Eine weitere Ausgangsbehauptung der Arbeit ist, dass diese Konzepte zum einen mit bestimmten technologischen Artefakten (Großrechner, Desktop-PC, Sensoren etc.) und zum anderen mit bestimmten disziplinären Paradigmen korrelieren (Virtual Reality, Expertensysteme, Ubiquitous Computing etc.). Die Konzepte varriieren mit der Zeit, entlang des technischen Marktes und gleichfalls mit kollektiven Habitualisierungen und Normalisierungsprozessen im Handeln mit Technik. Dieses Eintauchen in die Normalität der technisierten Lebenswelt wirkt auf den Diskurs zurück.

 

Gegenwärtig lässt sich ein solcher Wandel beobachten: Visionen, Szenarien und Forschungsprojekte rund um das Paradigma des Ubiquitous Computing sowie die weite Diversität heutiger Informationstechnologien (GPS, RFID-tags, smart environments, PDAs, smart phones etc.) lassen sich mit den hergebrachten Konzepten von Computern und Computing nicht mehr fassen. Möglicherweise lässt sich überhaupt nicht mehr von "dem" Computer im Singular sprechen. Diese Feststellung ist einerseits überfällig, da spätestens mit der Ausbreitung der Informationstechnologien zum Massenphänomen die Spannbreite der Digitalität nur verkürzt mit einem Prototyp fassbar war, und selbst der Desktop-PC, als ein solcher Prototyp, von Beginn an mehr wie z.B. Kommunikationsapparat oder Rechenmaschine war. Andererseits scheint sich die digitale Druchdringung der Lebenswelt gegenwärtig enorm zu radikalisieren.
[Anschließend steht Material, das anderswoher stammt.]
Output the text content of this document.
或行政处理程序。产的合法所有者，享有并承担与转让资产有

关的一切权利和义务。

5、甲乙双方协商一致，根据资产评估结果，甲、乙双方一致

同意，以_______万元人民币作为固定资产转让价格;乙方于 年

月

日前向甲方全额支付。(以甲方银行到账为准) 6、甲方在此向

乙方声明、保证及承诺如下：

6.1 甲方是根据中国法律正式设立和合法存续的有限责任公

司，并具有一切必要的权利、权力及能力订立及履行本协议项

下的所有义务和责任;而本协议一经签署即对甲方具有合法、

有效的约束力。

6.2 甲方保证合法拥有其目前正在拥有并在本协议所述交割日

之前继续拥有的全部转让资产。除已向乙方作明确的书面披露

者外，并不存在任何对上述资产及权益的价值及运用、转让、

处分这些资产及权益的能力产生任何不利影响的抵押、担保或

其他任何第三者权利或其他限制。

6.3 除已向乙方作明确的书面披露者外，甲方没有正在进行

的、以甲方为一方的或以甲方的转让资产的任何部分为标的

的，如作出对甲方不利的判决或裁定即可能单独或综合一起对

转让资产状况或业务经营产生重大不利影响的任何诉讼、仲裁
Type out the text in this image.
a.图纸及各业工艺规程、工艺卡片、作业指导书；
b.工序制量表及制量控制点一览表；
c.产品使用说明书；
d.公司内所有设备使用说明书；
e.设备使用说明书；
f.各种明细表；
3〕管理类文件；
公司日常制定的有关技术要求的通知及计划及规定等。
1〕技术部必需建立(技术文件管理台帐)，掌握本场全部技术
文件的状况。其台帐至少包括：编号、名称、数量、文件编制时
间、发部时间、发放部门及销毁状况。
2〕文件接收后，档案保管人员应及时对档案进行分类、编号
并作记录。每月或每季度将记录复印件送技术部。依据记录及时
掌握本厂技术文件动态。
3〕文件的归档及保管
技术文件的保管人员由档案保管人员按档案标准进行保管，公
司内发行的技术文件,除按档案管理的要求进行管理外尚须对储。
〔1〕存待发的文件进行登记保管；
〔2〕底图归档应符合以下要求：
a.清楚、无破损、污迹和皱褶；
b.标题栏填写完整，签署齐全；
Portable und wearbale Geräte machen hier nur den Anfang. Die Gesamtheit des Alltags soll, so zumindest die Vision des Ubqiutous Computing, durchdrungen werden mit Informationstechnologie.

 

Die Arbeit geht der diskursiven Konstitution von Computern und Computing exemplarisch nach. Ausgangsmaterial bilden einschlägige Schriften von Vilém Flusser, der sich verstärkt in den 1980er Jahren im europäischen Raum mit der Digitalisierung der Lebenswelt auseinandersetze. Seine weitläufigen, essayistischen Sprachspiele bieten einen reichen Fundus an Einschätzungen der damals noch neuen Technik und sind gleichzeitig symptomatisch für den Computerdiskurs dieser Zeit. Aus der Analyse Flussers wird ein Gerüst des Computer-Denkens entstehen, welches als Vergleichsfolie für eine Auseinandersetzung mit gegenwärtiger Computerphilosophie sowie Mark Weiser's Paradigma des Ubiquitous Computing dient.